Examining the history of the island from the year 1500, when it was possessed by the Venetians, we find Paxos administratively depended on Corfu, since the island was governed by the representative of the Venetian prudent of Corfu. The “Protopapas” (or Archpriest) was responsible for the surveillance of the ecclesiastical affairs. He was under the Great Protopapas of Corfu, since there was no metropolitan throne of the Orthodox dogma in Corfu from 1267 until 1800. Within the feudal system that ruled the society and the economy of the two islands, Paxos constituted part of a fief and had to attribute 100 ducats annually to the landowners.
During this period, Paxos, along with Corfu, bore the consequences of the competition between the Ottomans and the western Christian forces in the Ionian. Thus, in 1537, after the unsuccessful siege of Barbarossa in Corfu, the Ottoman fleet ravaged Paxos causing terrible destruction and demographic bleeding. The same incident happened again in 1571.
Even though those invasions isolated the island, the residents of Paxos continued their survival efforts. They mostly relied on the cultivation of olive-trees which changed the configuration of the landscape of Paxos. At the same time, the Paxiots participated in naval activities which leaded to the development of a small, mostly fishing, fleet.
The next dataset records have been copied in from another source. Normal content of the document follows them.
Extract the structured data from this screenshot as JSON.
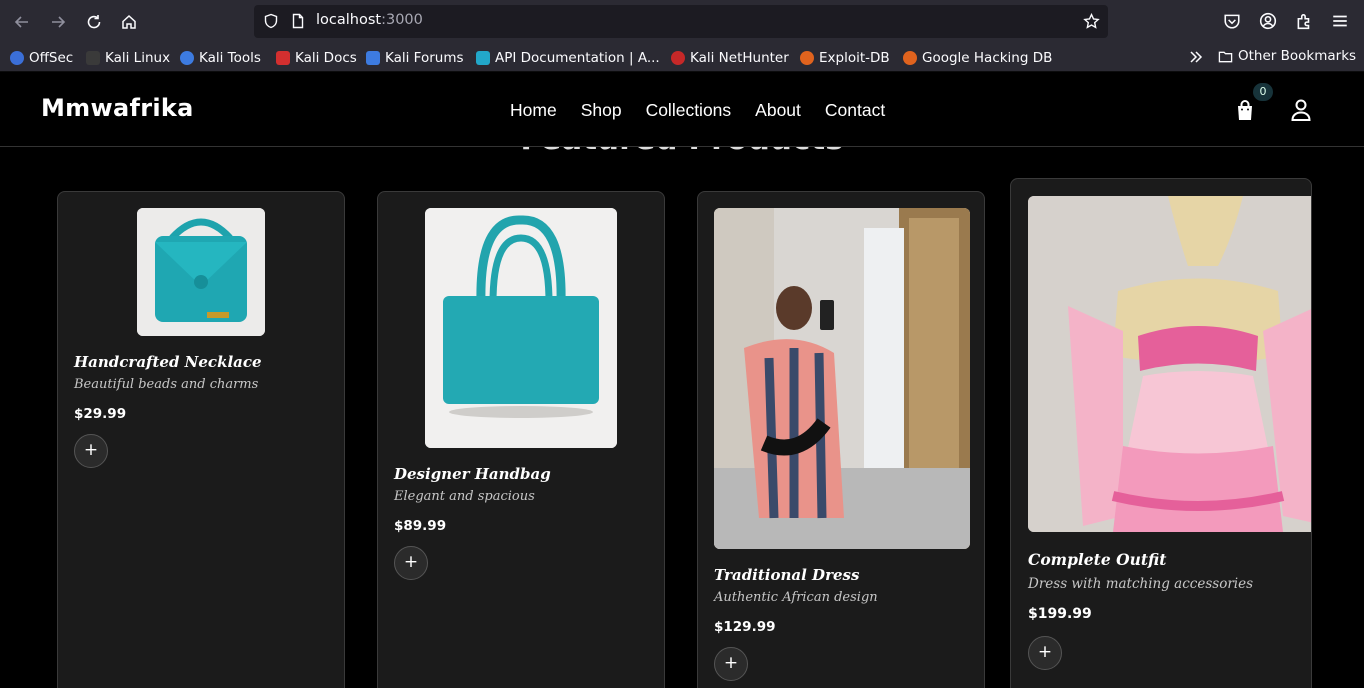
{
  "browser": {
    "url_host": "localhost",
    "url_port": ":3000",
    "bookmarks": [
      {
        "label": "OffSec",
        "color": "#3b6fd8"
      },
      {
        "label": "Kali Linux",
        "color": "#3a3a3a"
      },
      {
        "label": "Kali Tools",
        "color": "#3d7be0"
      },
      {
        "label": "Kali Docs",
        "color": "#d32f2f"
      },
      {
        "label": "Kali Forums",
        "color": "#3d7be0"
      },
      {
        "label": "API Documentation | A...",
        "color": "#22a7c9"
      },
      {
        "label": "Kali NetHunter",
        "color": "#c62828"
      },
      {
        "label": "Exploit-DB",
        "color": "#e0631e"
      },
      {
        "label": "Google Hacking DB",
        "color": "#e0631e"
      }
    ],
    "other_bookmarks": "Other Bookmarks"
  },
  "site": {
    "logo": "Mmwafrika",
    "nav": [
      "Home",
      "Shop",
      "Collections",
      "About",
      "Contact"
    ],
    "cart_count": "0",
    "section_title": "Featured Products"
  },
  "products": [
    {
      "name": "Handcrafted Necklace",
      "description": "Beautiful beads and charms",
      "price": "$29.99",
      "add_label": "+",
      "image": "turquoise-crochet-bag-small"
    },
    {
      "name": "Designer Handbag",
      "description": "Elegant and spacious",
      "price": "$89.99",
      "add_label": "+",
      "image": "turquoise-crochet-handbag"
    },
    {
      "name": "Traditional Dress",
      "description": "Authentic African design",
      "price": "$129.99",
      "add_label": "+",
      "image": "striped-crochet-dress-mirror-selfie"
    },
    {
      "name": "Complete Outfit",
      "description": "Dress with matching accessories",
      "price": "$199.99",
      "add_label": "+",
      "image": "pink-crochet-outfit-mannequin"
    }
  ],
  "colors": {
    "background": "#000000",
    "card": "#1b1b1b",
    "chrome": "#2b2a33",
    "badge": "#17333a"
  }
}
The Venetian period for the Seven Islands terminated in 1797 with the arrival of the French. This period has prevailed as the “Period of the French Republicans” so that it can be distinguished by the next return of the French to the Ionian, as a result of the political sovereignty of the emperor Napoleon in Europe which is attributed with the term “Period of the French Imperialists”. During this first stay of the French in the islands, Paxos were administratively included in the first of the three prefectures that the French created in the Ionian which belonged to the French territory: the Prefecture of Corfu, just like the rest of the neighbouring former Venetian possessions (Antipaxos, Diapontia, Parga, Vouthroto).
The French presence was terminated shortly since the united Russo-Ottoman fleet conquered the islands and after some diplomatic activities the autonomous state of the Seven Islands was a reality, tax tributary to the Sultan. Its federal structure was expressed by the existence of a local Government of three trustees in each island and of a Senate, constituted by representatives of the Seven Islands. Paxos were represented by a Senator and also had a representative in the forty-member legislative body of the Septinsular State.
After seven years of the existence of the Septinsular State, the latter was abolished by the Treaty of Tilsit, which restored the French presence on the islands. Britain was not pleased by the latest fact, thus, it boycotted all naval activities in the islands. This hindered greatly the commerce and supplying of the island. Besides the naval exclusion of the Ionian Islands, Britain undertook more active action for the removal of the French from the islands, starting progressively their occupation from 1809 (Kythira) up to 1810 (Lefkada). The British presence in Lefkada along with the boycott leaded to the revolt against the French in Paxos in May 1810. The purpose of that was to welcome the British on the island. The revolt, which involved ravaging of properties and killings of French supporters, after a short interval of predominance, was finally suppressed by the French military corps which rolled up from Corfu to Paxos. The epilogue of the revolt was written in Corfu with the trial of those who were responsible, the execution of seven of the arrested ones and the punishment of others.